An armistice was now arranged, Austria making further overtures for peace which it would have been wise for the Emperor to have accepted, especially as they were by no means so preposterous as he made them out to be. Briefly stated, the principal conditions were that the boundaries of the Empire should be fixed at the Rhine, that Germany should be evacuated and the title of Protector of the Confederation of the Rhine given up, the handing over of Hamburg, Lübeck, and Bremen, and the partition of unfortunate Poland once again between Austria, Prussia, and Russia. Napoleon was scarcely civil to Metternich, the Austrian Minister who was charged with the delicate mission. “But I know what you desire in secret,” he said in his abrupt manner. “You Austrians desire to get Italy entirely to yourselves; your friends the Russians desire Poland; the Prussians are set on Saxony; the English on Belgium and Holland. And if I yield to-day, you will to-morrow demand of me those the objects of your most ardent desires. But before you get them, prepare to raise millions of men, to shed the blood of many generations, and to come to treat at the foot of Montmartre. Oh, Metternich, how much has England given you to propose such terms to me?”

“You persist then,” the Emperor concluded after a fierce war of words, “in bidding me defiance; you will give the law to me? Be it so! Let it be war, and the field of combat Vienna.”

As a result of the armistice Austria threw in her lot with Russia, Prussia, and Sweden, whose combined forces consequently outnumbered those marching with the French colours. Now began a long series of engagements in quick succession, the most important being the battle of Dresden between the troops under Napoleon and Schwarzenberg on the 27th August, which ended in the retreat of the Allies, and the defeat of the French at Kulm, where 10,000 prisoners were taken. After Dresden the Emperor ordered the pursuit of the dejected Russo-Prussian columns, but it was not carried out with sufficient energy to achieve decisive results.

Napoleon suddenly decided to return to Dresden, for what reason is unknown; some authorities aver that he was taken ill. It seemed as though the French had lost their prowess; Macdonald met with disaster, Ney failed at Dennewitz when victory seemed in his grasp, Reynier was forced to retreat, Bertrand to abandon Wartenburg. Everything was going from bad to worse, but it was not Napoleon himself who met these rebuffs it must be remembered.

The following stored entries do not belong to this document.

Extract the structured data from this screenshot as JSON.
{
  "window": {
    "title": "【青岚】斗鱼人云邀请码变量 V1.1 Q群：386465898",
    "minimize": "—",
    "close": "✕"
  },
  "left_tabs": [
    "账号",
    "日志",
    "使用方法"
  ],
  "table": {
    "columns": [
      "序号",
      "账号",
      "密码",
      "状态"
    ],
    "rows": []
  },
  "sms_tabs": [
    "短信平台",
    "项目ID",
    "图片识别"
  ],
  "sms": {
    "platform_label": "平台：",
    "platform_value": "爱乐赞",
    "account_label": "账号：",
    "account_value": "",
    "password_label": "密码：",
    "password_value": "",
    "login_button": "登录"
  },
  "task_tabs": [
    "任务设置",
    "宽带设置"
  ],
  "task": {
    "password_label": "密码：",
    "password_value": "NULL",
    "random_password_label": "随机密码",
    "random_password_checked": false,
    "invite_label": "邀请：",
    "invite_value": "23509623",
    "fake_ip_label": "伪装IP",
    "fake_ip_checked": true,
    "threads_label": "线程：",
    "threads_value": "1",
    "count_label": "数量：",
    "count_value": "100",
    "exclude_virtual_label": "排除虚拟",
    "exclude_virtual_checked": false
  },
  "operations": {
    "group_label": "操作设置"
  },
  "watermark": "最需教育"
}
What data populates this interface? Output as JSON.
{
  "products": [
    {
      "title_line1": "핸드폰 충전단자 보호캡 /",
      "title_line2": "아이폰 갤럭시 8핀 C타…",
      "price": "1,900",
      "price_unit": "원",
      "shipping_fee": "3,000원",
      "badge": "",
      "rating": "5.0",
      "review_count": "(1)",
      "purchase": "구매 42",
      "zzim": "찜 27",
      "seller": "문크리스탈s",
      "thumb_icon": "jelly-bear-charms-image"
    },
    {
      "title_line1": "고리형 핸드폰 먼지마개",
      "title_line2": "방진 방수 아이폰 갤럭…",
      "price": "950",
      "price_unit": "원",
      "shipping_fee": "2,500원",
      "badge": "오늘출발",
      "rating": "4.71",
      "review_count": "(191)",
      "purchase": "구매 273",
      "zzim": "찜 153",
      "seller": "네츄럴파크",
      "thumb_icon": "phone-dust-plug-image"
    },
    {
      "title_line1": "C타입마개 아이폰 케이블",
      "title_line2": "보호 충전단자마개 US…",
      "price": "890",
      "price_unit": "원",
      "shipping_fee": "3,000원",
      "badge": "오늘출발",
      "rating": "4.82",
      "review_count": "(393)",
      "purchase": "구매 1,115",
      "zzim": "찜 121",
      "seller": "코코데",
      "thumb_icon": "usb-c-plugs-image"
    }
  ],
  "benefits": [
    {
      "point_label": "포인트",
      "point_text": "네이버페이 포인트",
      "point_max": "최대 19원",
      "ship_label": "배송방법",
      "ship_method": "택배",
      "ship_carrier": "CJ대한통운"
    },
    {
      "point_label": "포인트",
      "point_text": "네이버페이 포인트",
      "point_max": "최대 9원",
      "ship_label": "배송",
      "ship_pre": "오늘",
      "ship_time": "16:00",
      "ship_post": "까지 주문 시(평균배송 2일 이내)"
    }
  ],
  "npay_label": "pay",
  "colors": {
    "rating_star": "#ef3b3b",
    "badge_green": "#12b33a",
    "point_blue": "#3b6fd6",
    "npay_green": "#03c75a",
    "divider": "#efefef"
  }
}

The Allies were still afraid of him.

The Emperor now concentrated some 190,000 troops on Leipzig, the enemy having at their command a possible 300,000, all of whom, however, were not available at the beginning of the now famous “Battle of the Nations.” This lasted from the 16th October till the 19th, and ended in the defeat of Napoleon. During the four days no fewer than 120,000 men were killed or wounded, eloquent proof of the awful nature of the desperate conflict. Deserted by the Saxons, Würtembergers and Bavarians, Napoleon fought his way to the Rhine, crossed the river, and leaving his army, now reduced to about 70,000 men, arrived in Paris on the 9th November. “The close of the campaign,” said Mignet, “was as disastrous as that of the preceding one. France was threatened in its own limits, as it had been in 1799; but the enthusiasm of independence no longer existed, and the man who deprived it of its rights found it, at this great crisis, incapable of sustaining him or defending itself. The servitude of nations is, sooner or later, ever avenged.” The concluding sentence sums up the whole philosophy of history.

5.See also p. 299.
6.Napoleon’s cavalry was very weak in this campaign owing to the dearth of horses due to losses in the Russian campaign.
7.He died shortly afterwards, on the 28th June.